The words hung in the air between them, simple and devastating. Cressida’s breath stuttered in her chest, tears still spilling.

“What?” The word was barely more than a whisper.

Theodore stood, drawing her up with him, his hands framing her face with a tenderness that made her ache. “I love you. I’ve loved you for weeks now, maybe longer, but I was too much of a fool to admit it even to myself. I convinced myself that what I felt was simply desire, or duty, or some manageable emotion that wouldn’t cost me everything. But these past few days have taught me the truth: loving you isn’t what will destroy me. Losing you is.”

“I pushed too hard,” she said through her tears, needing him to understand. “I should have given you more time, been more patient.”

“No.” His thumbs brushed away her tears with infinite care. “You were right to push. I needed someone who wouldn’t accept my walls as permanent, who would demand better from me than the bare minimum of civility. You’ve made me want to be more than the cold, bitter man I’d resigned myself to becoming. You’ve made me want to live instead of simply existing.”

Cressida’s hands came up to cover his, holding them against her face as though she could anchor herself in this moment. “I love you too.

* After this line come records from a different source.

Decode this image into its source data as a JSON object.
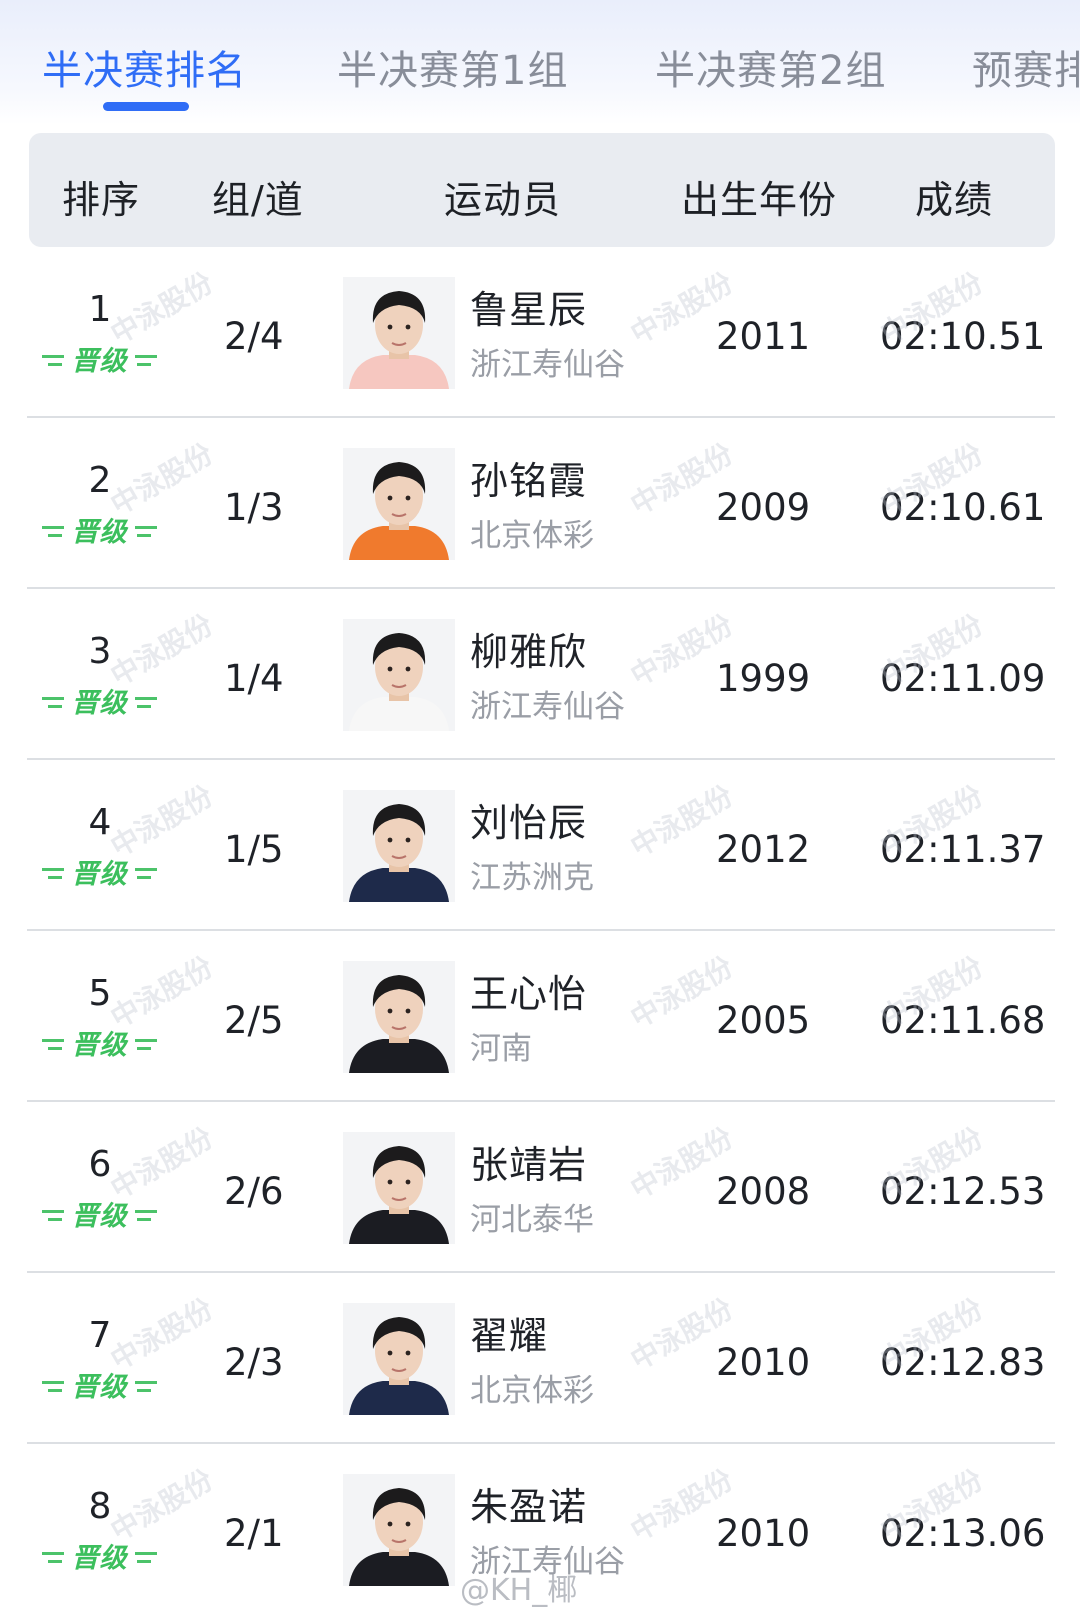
{
  "tabs": [
    {
      "label": "半决赛排名",
      "active": true
    },
    {
      "label": "半决赛第1组",
      "active": false
    },
    {
      "label": "半决赛第2组",
      "active": false
    },
    {
      "label": "预赛排",
      "active": false
    }
  ],
  "header": {
    "rank": "排序",
    "group_lane": "组/道",
    "athlete": "运动员",
    "birth_year": "出生年份",
    "result": "成绩"
  },
  "badge_label": "晋级",
  "watermark_text": "中泳股份",
  "credit": "@KH_椰",
  "rows": [
    {
      "rank": "1",
      "lane": "2/4",
      "name": "鲁星辰",
      "team": "浙江寿仙谷",
      "year": "2011",
      "time": "02:10.51",
      "shirt": "#f6c7c0"
    },
    {
      "rank": "2",
      "lane": "1/3",
      "name": "孙铭霞",
      "team": "北京体彩",
      "year": "2009",
      "time": "02:10.61",
      "shirt": "#f07a2d"
    },
    {
      "rank": "3",
      "lane": "1/4",
      "name": "柳雅欣",
      "team": "浙江寿仙谷",
      "year": "1999",
      "time": "02:11.09",
      "shirt": "#f7f7f7"
    },
    {
      "rank": "4",
      "lane": "1/5",
      "name": "刘怡辰",
      "team": "江苏洲克",
      "year": "2012",
      "time": "02:11.37",
      "shirt": "#1e2a4a"
    },
    {
      "rank": "5",
      "lane": "2/5",
      "name": "王心怡",
      "team": "河南",
      "year": "2005",
      "time": "02:11.68",
      "shirt": "#1b1c22"
    },
    {
      "rank": "6",
      "lane": "2/6",
      "name": "张靖岩",
      "team": "河北泰华",
      "year": "2008",
      "time": "02:12.53",
      "shirt": "#1b1c22"
    },
    {
      "rank": "7",
      "lane": "2/3",
      "name": "翟耀",
      "team": "北京体彩",
      "year": "2010",
      "time": "02:12.83",
      "shirt": "#1e2a4a"
    },
    {
      "rank": "8",
      "lane": "2/1",
      "name": "朱盈诺",
      "team": "浙江寿仙谷",
      "year": "2010",
      "time": "02:13.06",
      "shirt": "#1b1c22"
    }
  ]
}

I’ve been falling in love with you since the night you found me in your study, though I was too afraid to admit it.”

The smile that transformed his face was worth every moment of hurt, every tear shed over the past few days.

He leaned down, his forehead resting against hers, his breath warm against her lips.

“Come home with me,” he murmured. “Let me spend the rest of my life proving that your trust wasn’t misplaced. Let me show you every day that I’m capable of being the husband you deserve.”

“Yes.” The word came without hesitation, without doubt. Because despite everything—the hurt, the misunderstandings, the walls they’d both erected—she knew with absolute certainty that this was right. That he was worth fighting for. That they were worth fighting for.